Reputation: 47
I am trying to pull data from different columns using multiple criteria, but having trouble figuring out how, I believe it is a correlated subquery I need and have experimented doing a few different ways but can't figure it out.
I am looking to get the averages for the Miami Heat's win for the following categories + the averages of the New York Knicks losses for the following categories and combine them into one average.

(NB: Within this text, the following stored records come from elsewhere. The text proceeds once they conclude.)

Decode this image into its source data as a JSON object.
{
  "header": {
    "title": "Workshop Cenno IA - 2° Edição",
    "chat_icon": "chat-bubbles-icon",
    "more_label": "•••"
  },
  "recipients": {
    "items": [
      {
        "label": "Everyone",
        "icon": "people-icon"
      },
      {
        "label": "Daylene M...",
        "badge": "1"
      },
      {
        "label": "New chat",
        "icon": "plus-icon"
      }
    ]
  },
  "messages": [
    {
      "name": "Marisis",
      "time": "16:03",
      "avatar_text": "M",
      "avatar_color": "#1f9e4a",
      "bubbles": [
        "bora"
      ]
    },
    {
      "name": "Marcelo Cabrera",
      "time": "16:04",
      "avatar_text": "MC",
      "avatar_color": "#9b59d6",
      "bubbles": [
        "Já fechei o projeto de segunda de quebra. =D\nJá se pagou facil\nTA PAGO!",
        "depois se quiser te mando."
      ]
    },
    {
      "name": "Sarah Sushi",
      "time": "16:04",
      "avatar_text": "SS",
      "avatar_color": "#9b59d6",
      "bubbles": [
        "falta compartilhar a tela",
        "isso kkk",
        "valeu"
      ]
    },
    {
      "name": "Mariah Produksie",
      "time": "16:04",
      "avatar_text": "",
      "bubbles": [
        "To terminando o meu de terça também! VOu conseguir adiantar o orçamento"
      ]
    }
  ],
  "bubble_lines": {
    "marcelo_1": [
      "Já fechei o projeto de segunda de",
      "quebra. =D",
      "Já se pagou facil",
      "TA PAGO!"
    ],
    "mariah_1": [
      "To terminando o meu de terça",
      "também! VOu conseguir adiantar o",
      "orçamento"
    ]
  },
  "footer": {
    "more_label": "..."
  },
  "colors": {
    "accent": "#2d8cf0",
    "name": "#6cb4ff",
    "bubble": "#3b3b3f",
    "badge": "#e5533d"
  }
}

So this is my query for the Heat which retrieves exactly what i want
SELECT
box_score.team_name,
ROUND(AVG(eFG),3) eFG,
ROUND(AVG(OPP_eFG),3) OPP_eFG,
ROUND(AVG(TOV_PCT),3) TOV_PCT,
ROUND(AVG(OPP_TOV_PCT),3) OPP_TOV_PCT,
ROUND(AVG(ORB_PCT),3) ORB_PCT,
ROUND(AVG(DRB_PCT),3) DRB_PCT,
ROUND(AVG(FTA_RATE),3) FTA_RATE,
ROUND(AVG(OPP_FTA_RATE),3) OPP_FTA_RATE
FROM box_score
WHERE team_name = 'Miami Heat' AND WIN_LOSS = 'W' AND game_date < '2019-03-07'
I also did the losses for the knicks which also resulted in what i wanted
WHERE team_name = 'New York Knicks' AND WIN_LOSS = 'L' AND game_date < '2019-03-07'
My problem is trying to combine the two into one query where I get the averages in the Heat's wins and the average in knick's losses. all of this information is from the same table and I can get team information from an id number or by name... I am using SQLite if that changes anything
This is the result of running the query which is what i'm looking for one row of data with the average... however I would like the average of these numbers in both Heat wins and Knicks losses combined into one row
Averages in Heat Wins
eFG OPP_eFG TOV_PCT OPP_TOV_PCT ORB_PCT DRB_PCT FTA_RATE OPP_FTA_RATE
0.603 0.505 0.14 0.126 0.28 0.77 0.235 0.141
These are the averages in knicks losses
eFG OPP_eFG TOV_PCT OPP_TOV_PCT ORB_PCT DRB_PCT FTA_RATE OPP_FTA_RATE
0.568 0.602 0.146 0.136 0.225 0.787 0.222 0.235
I want to get the two combined into 1 average for each category
but is there any way to make it so I get the averages to pull data from seperate columns?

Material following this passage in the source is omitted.